Regular exercise is part of a healthy lifestyle for children as it lays the foundation for future healthy habits.
Targeting certain muscle groups early can also prepare your child for more complex motor skills later on, like dribbling a basketball or riding a bike. Here is how much your child should be exercising based on their age, curated by experts from best online casino games:
- Bench Step-Ups
Build leg and glute strength with step-ups. Step right foot, then left, up onto a low bench, then step down. Alternate which leg steps up first with each set. A sturdy step stool or bottom step of a staircase works great for this exercise.
Build upper and lower body strength (and cardiovascular endurance) with burpees. From standing, squat down, place your hands on the ground, and jump your feet back into a plank position. Next, lower your body to the floor for a push-up. Then, push back up to a plank. Finally, hop your feet back up to your hands and stand up, courtesy of users of real money mobile casino.
- Calf Raises
Build calf strength with standing calf raises. From standing, lift onto your tiptoes and hold, then lower. For a balance challenge, try doing calf raises one leg at a time. Andy Cole has done this several times during his football career.

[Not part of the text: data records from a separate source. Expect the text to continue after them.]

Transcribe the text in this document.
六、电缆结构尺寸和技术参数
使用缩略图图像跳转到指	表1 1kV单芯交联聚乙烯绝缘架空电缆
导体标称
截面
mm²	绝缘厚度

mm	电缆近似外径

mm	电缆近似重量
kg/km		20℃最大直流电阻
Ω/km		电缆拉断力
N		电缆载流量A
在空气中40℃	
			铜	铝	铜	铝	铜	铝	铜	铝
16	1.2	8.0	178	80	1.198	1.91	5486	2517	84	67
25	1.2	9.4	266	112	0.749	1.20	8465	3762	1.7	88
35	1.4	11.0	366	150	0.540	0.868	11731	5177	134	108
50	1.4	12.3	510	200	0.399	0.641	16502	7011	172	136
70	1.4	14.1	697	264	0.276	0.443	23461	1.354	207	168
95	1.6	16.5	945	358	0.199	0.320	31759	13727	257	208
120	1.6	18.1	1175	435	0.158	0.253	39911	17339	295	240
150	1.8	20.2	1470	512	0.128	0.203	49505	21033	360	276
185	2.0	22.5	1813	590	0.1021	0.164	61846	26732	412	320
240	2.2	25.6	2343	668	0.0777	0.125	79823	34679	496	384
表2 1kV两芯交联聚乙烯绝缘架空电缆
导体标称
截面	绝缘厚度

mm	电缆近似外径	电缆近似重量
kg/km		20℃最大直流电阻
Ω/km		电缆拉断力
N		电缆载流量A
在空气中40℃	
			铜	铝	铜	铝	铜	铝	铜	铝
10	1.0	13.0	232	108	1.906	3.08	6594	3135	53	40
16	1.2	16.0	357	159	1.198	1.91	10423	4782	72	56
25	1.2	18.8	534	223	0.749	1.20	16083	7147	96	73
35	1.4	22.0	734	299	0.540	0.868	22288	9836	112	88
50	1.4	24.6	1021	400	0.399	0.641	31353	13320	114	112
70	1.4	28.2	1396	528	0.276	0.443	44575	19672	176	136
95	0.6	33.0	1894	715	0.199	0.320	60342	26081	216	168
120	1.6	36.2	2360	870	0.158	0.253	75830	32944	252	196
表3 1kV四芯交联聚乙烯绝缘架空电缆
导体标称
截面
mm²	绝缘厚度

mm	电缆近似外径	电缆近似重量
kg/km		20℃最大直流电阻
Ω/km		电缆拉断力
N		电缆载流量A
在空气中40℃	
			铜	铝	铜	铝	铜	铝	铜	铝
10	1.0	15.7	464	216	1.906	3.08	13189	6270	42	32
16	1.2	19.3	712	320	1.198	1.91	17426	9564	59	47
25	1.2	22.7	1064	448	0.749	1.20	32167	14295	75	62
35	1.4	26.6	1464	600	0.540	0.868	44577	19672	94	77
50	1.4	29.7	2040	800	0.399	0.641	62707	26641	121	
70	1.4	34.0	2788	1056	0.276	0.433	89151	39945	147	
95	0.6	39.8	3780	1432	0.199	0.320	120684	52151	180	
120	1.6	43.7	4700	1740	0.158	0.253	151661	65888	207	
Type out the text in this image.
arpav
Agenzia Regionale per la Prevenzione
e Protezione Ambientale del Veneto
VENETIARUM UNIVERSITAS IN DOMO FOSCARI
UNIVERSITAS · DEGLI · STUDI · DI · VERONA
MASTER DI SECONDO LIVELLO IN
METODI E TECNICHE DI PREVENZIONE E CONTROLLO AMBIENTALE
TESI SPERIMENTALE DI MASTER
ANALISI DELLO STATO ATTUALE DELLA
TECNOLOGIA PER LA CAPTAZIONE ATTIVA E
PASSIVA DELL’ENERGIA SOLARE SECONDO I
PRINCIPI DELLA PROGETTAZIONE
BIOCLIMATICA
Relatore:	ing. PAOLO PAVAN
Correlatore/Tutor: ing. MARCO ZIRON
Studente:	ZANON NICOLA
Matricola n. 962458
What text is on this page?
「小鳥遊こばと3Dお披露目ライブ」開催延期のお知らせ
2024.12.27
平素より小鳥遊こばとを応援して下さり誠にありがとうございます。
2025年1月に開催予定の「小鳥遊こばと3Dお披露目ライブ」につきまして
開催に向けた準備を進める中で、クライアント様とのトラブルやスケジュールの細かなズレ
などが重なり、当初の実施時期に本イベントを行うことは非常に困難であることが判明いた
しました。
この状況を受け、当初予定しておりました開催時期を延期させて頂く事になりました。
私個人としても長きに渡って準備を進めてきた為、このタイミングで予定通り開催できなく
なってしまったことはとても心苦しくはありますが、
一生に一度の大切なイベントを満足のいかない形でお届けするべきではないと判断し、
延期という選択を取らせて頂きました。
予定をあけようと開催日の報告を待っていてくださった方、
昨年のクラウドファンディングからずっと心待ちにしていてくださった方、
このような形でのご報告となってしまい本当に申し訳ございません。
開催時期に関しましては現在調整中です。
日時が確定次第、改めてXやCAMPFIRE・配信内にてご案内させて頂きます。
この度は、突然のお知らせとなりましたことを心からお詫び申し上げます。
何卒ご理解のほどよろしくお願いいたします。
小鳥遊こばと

Start with a lunge and place your hands over your head. Next, lower your arms to the ground, one in front of the other, turning your body sideways, and raise your back leg into the air. Then, using your front leg to propel yourself, kick your back leg over your head and follow with your front leg. Finally, bring your legs down one at a time on the other side, and return to a standing position. Cartwheels take practice, so be patient! If anyone can’t pull them off just yet, try to modify the move. Cartwheels are great for body awareness, core strength, and flexibility.
- Crab Walks
Sit with your knees bent and feet flat on the ground; place your palms on the ground behind you. Lift your hips a few inches, walk forward on your hands and feet like a crab, and then walk backward. Crab walks are a good exercise for your arms, legs, and core.
- Crab Toe Touches
Develop core strength and flexibility with crab toe touches. From your crab position, lift your left leg and right arm and try to touch your toes. Lower and repeat on the other side.
- Handstand Against a Wall
With your back to a wall, get on all fours. Next, pressing your feet against the wall, push your bottom into the air. Finally, walk your feet up the wall until you’re in a handstand position. Make it a game and see who can hold it the longest. Supported handstands are an excellent exercise for improving balance, coordination, and core strength.
- Hip Bridges
Lie on your back with knees bent and feet flat on the ground; rest your arms by your sides. Press your feet firmly into the floor as you slowly lift your hips off the ground; hold for a few counts, then lower. Hip bridges help build strength in your core—especially your lower back. They are also good for glutes and leg muscles.
From a standing position, bend forward at the hips and place your hands on the ground with your knees slightly bent. Then walk your hands forward until you’re in a plank position. Now walk your feet in to meet your hands and stand back up. Inchworms build strength in the chest, shoulders, and upper arms. They are also good for flexibility.
Lie on the ground on your belly, chest lifted off the ground. Flex your feet (toes on the floor), engage your legs, and lift your body, balancing on your forearms and toes. Keep the entire body strong and your butt in line with your shoulders and heels. Hold for a count of 10, increasing the hold time with practice.